É importante salientar que ocorre outra separação na peça: o mundo divino e o mundo humano. Eles não coexistem no palco e se relacionam pela dança, pela força e predominância femininas, mas sempre mediadas pela situação do encarceramento. A peça abre e finaliza com uma referência direta à orixá, mas os dois mundos são separados. Entretanto, ela define a coreografia e algumas músicas, além de articular no palco os corpos masculinos e femininos.
A dança é um elemento crucial na peça, pois através dela nós vemos os corpos em sincronia, o balanceamento com o mundo do drama e coloca em xeque a ideia de protagonismo, pois nos momentos em que ela surge, todo o elenco participa e o público sente estabelecido um vínculo. O ator que interpreta Gabriel, personagem-chave da peça, ganha mais presença de palco nos momentos da dança, por exemplo.
Em relação ao tempo da peça, achei muito longa, o que a tornou cansativa. Contudo, não há como negar que a grandiosidade temática e técnica que a peça possui não seria alcançada se ela fosse mais curta. Nesse sentido, após as duas horas em que seguimos a história, a pergunta que fica é: Acabamos de demonstrar que o sistema carcerário é frio, cruel, danoso e ineficaz. Vamos consertar isso quando?
Concluindo, faço coro a Juliana Borges (2019, p. 109) ao afirmar que “[…] discutir as condições de vida e de vulnerabilidade de nossas comunidades, de nossas mulheres mais invisibilizadas pelo sistema prisional deve ser um dever de nossas pautas mais importantes.” Além disso, torno a repetir que não há como sair da peça sem ter se transformado. O trabalho da Companhia de Teatro Heliópolis é excelente e espero vê-lo mais vezes.
REFERÊNCIAS BIBLIOGRÁFICAS
BORGES, Juliana. Encarceramento em massa. São Paulo: Pólen; Sueli Carneiro, 2019. 143 p. Coleção Feminismos Plurais.

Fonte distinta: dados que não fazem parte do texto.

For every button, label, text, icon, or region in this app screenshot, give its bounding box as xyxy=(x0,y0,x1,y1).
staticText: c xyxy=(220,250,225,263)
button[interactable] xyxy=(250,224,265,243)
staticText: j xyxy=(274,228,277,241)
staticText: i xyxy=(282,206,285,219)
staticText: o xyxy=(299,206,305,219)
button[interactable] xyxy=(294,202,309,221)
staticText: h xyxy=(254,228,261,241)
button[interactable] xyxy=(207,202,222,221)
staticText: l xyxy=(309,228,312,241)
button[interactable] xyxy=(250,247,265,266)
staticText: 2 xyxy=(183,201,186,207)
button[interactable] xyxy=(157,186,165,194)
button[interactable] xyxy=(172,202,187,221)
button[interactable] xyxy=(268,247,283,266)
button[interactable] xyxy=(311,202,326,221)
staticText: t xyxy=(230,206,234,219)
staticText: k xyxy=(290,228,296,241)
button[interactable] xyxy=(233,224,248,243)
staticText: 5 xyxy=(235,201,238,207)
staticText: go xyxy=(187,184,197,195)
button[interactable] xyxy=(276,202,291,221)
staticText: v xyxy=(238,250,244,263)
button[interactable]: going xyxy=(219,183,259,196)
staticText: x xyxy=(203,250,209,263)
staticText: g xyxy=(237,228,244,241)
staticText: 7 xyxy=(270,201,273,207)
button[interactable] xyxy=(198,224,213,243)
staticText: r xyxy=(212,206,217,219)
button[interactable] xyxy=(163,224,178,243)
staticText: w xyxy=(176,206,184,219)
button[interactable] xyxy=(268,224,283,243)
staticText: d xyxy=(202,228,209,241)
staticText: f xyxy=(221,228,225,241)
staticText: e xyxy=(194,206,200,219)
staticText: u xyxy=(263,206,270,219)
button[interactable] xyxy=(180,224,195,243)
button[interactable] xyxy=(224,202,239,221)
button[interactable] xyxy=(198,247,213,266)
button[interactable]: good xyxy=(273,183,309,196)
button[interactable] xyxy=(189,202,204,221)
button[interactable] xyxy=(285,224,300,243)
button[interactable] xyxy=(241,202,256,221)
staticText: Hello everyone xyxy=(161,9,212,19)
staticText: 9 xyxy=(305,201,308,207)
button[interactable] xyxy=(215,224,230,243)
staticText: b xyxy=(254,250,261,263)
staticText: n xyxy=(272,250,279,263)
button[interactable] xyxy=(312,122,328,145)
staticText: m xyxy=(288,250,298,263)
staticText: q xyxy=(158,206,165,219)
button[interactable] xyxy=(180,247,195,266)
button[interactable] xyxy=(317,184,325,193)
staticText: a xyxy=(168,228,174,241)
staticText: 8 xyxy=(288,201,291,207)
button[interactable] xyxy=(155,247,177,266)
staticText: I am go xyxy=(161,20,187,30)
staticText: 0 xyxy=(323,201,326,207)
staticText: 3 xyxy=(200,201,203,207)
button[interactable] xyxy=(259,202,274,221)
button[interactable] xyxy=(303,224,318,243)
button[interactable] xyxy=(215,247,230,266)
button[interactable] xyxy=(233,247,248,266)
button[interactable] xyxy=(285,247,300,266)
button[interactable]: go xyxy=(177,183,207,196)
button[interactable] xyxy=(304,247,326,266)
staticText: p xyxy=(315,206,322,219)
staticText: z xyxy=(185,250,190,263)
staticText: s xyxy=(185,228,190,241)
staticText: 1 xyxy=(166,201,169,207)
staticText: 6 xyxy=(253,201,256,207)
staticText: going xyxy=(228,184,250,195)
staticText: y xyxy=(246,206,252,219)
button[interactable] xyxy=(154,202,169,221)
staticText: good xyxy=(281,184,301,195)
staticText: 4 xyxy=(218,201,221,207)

FERRÉZ. “Contestação”. Caros amigos. “Literatura marginal.” Abril, 2004
REIS, Vilma. Atucaiados pelo Estado: as políticas de segurança pública implementadas nos bairros populares de salvador e suas representações de 1991 a 2001. 2015. 247 f. Dissertação (Mestrado) – Curso de Ciências Sociais, Faculdade de Filosofia e Ciências Humanas, Universidade Federal da Bahia, Salvador, 2015.
ROCHA, João César de Castro. A GUERRA DE RELATOS NO BRASIL CONTEMPORÂNEO. OU: “A DIALÉTICA DA MARGINALIDADE”. Letras, Santa Maria, v. 32, n. 1, p. 23-70, jan. 2006.